Less than a week before the 2012 election, I endorsed President Barack Obama for one main reason: his commitment to confronting climate change with bold new initiatives. New York City had just come through Hurricane Sandy, and it was painfully clear that rising sea levels and intensifying storms could no longer be ignored in Washington.
We needed the federal government to take action, but almost nothing had been done since cap-and-trade legislation failed to pass the Democratic-led Senate in 2010. During the 2012 campaign, the president promised that would change -- and tomorrow, he is expected to make good on that promise, through the Environmental Protection Agency's new proposal to limit greenhouse-gas emissions nationwide.
We have waited a long time for the EPA to take action. In 2003, a number of states and cities (including New York City) filed a lawsuit arguing that under the Clean Air Act, the EPA had both the authority and the responsibility to regulate carbon dioxide emissions, because they present a clear danger to society. In 2007, the U.S. Supreme Court sided with us. Since then, the challenge of climate change has only grown more urgent, and the cost of inaction more dire.
Climate change is already disrupting local economies, destroying critical infrastructure and uprooting people's lives. At the same time, some health problems resulting from fossil fuel combustion, such as asthma attacks, have doubled in the last three decades. Pollution emitted from coal-fired power plants alone kills 13,000 Americans every year and sicken tens of thousands more.
The EPA's actions will significantly improve public health, while also enhancing U.S. leadership on climate change. Other countries have been waiting for the U.S. to lead by example, and tomorrow's action will make it harder for them to remain on the sidelines. As the United Nations special envoy for cities and climate change, I see firsthand how closely the world is watching what America does. This step will help give President Obama the credibility he needs to persuade other countries to take action.
The EPA's new rules will give all 50 states the flexibility to determine for themselves the most effective ways to reduce their carbon emissions. For instance, states are likely to adopt more energy efficiency measures, as we did in New York City. Although energy efficiency requires upfront costs, those investments get repaid and eventually produce savings.
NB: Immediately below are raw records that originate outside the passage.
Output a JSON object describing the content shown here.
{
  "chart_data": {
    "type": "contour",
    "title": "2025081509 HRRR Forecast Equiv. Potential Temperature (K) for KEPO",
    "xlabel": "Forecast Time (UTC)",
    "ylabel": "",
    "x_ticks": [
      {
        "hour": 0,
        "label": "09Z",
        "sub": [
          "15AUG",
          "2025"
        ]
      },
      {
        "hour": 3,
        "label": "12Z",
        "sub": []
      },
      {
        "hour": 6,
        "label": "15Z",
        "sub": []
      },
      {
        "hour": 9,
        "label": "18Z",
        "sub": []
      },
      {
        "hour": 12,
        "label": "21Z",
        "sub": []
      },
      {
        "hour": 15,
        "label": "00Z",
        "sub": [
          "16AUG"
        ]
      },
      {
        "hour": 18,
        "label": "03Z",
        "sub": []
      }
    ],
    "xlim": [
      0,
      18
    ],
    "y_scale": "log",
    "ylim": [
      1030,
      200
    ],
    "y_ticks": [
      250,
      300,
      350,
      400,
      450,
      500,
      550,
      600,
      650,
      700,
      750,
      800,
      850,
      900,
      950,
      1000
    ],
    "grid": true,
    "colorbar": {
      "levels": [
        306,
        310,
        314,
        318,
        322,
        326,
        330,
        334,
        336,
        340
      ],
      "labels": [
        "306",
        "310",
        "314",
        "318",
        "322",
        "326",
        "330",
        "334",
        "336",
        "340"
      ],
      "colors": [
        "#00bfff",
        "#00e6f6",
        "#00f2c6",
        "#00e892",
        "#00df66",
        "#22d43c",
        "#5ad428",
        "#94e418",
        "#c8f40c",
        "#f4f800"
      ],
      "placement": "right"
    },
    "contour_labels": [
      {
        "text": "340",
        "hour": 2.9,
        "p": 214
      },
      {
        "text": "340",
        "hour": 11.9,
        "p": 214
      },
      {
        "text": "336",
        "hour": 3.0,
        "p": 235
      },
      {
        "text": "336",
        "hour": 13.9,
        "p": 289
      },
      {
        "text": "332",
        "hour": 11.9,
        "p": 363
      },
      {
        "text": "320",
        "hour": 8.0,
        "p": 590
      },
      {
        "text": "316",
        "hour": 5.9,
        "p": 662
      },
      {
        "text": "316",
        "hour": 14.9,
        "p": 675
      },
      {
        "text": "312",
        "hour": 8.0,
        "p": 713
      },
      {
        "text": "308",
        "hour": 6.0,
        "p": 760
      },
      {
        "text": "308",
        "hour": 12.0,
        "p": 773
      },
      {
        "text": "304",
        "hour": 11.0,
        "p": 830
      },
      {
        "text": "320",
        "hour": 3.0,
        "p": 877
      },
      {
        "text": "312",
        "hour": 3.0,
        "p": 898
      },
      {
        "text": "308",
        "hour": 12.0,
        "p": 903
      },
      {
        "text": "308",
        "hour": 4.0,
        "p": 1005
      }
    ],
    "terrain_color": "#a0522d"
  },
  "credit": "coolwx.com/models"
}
We found that most businesses and building owners understood this, and many of the city's largest businesses and employers (including hospitals and universities) voluntarily agreed to match the city's carbon-reduction efforts.
We also found that carbon-reduction strategies strengthened economic growth. The cleaner a community's air, the more it can attract residents and businesses. In just six years, we reduced New York City's carbon footprint by 19 percent -- even more than what the EPA has proposed -- while at the same time far outpacing the nation in economic growth. In fact, no large city in the country had stronger economic growth during this period than New York, and no city in the country took more ambitious steps to reduce its carbon footprint. We didn't grow in spite of carbon reduction; we grew, in part, because of it.
As a result, New York City's air is cleaner than it has been in 50 years, and life expectancy has grown much faster than in the rest of the nation. People are living longer and healthier lives, in communities with businesses that are growing and creating jobs: That was our experience with carbon reduction, and more and more cities and towns are experiencing it, too.
The new rules expected tomorrow are open for public comment and challenges by Congress -- and they won't be finalized for another year. Then, states will have a year to create implementation plans. It's up to the administration to keep this process moving as quickly as possible, and to make the rules as strong as possible.
For the world to confront climate change, Washington needs to help lead the way. Now, finally, it is.
(Michael R. Bloomberg, the former mayor of New York City, is the founder and majority owner of Bloomberg LP, the parent company of Bloomberg News.)